Revenant apparemment sur une proposition formulée la semaine dernière pour sortir de l'impasse, Erdogan a dit que la Turquie ne prendrait aucune mesure unilatérale sur la question des relations commerciales avec Chypre.
LES MARCHES SOULAGÉS
La semaine dernière, la Turquie avait indiqué qu'elle pourrait ouvrir un port sans condition aux navires chypriotes, pour une durée d'un an, à titre d'essai.
Quelques instants avant son Premier ministre, le chef de la diplomatie turque, Abdullah Gul, avait estimé que la suspension partielle des négociations témoignait d'un manque de vision.
La Turquie n'entretient pas de relations diplomatiques avec Chypre, membre de l'UE depuis 2004. Elle soutient la République séparatiste chypriote turque du nord de l'île, qui n'est pas reconnue par la communauté internationale.
Ankara dit ne pas être en mesure d'ouvrir ses ports aux Chypriotes grecs tant que les sanctions commerciales imposées par l'UE aux Chypriotes turcs ne sont pas levées.

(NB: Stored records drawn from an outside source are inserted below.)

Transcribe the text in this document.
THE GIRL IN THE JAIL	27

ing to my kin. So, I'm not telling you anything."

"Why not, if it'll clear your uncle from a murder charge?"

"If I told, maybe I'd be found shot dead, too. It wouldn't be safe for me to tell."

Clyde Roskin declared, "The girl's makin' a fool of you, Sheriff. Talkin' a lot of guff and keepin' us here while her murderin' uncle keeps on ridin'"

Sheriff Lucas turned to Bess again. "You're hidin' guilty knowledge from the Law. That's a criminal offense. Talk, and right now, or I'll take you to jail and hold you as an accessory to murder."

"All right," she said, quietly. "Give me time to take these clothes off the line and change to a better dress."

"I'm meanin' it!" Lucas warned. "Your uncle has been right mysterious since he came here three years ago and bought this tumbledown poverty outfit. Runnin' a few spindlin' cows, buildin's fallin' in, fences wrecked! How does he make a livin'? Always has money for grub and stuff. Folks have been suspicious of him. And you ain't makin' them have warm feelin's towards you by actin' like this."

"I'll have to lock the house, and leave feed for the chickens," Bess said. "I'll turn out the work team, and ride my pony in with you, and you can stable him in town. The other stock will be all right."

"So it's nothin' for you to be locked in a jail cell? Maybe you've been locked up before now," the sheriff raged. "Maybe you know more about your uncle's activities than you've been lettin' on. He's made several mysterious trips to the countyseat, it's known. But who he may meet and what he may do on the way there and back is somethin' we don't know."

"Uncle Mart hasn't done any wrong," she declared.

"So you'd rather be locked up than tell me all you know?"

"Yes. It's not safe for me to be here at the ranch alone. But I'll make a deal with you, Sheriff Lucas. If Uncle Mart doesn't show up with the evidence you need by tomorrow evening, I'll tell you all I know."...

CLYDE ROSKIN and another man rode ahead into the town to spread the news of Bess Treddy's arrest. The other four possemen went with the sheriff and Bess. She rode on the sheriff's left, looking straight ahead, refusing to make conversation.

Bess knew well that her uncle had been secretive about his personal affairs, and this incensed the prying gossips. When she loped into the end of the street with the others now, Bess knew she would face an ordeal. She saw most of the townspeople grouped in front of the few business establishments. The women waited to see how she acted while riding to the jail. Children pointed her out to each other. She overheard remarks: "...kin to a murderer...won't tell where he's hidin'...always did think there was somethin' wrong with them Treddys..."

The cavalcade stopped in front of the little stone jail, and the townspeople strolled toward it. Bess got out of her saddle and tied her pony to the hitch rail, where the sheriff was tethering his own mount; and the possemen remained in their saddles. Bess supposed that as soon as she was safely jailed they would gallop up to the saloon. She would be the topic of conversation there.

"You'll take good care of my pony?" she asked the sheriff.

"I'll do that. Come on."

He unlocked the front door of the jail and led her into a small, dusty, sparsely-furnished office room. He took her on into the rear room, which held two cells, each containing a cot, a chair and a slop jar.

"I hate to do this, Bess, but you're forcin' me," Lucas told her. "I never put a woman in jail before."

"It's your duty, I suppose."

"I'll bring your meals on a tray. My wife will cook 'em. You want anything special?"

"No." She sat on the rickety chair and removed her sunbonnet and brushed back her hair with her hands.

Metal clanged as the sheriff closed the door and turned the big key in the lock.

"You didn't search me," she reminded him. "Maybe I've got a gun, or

Chypre s'oppose à la levée de ces sanctions.
Deniz Baykal, chef du Parti populaire républicain (CHP, opposition de centre gauche et nationaliste), a accusé le gouvernement de mal gérer le dossier de l'adhésion.
"Alors que ce gouvernement était prêt à toute sorte de concession dans les relations avec l'UE, nous sommes arrivés dans une impasse (...) Des tas de discussions nous ont conduits à un divorce rapide", a-t-il dit.
Les marchés financiers turcs étaient en hausse mardi, les investisseurs étant soulagés de voir que l'UE n'avait pas arrêté de sanctions plus sévères.
La Turquie a entamé des discussions d'adhésion à l'UE l'an dernier, mais on ne s'attend pas à une intégration avant plusieurs années, si toutefois elle intervient jamais.
Chypre est divisée selon des clivages ethniques depuis que la Turquie a envahi la partie nord de l'île, en 1974, à la suite d'un bref coup d'Etat de Chypriotes grecs soutenus par la junte militaire alors au pouvoir en Grèce.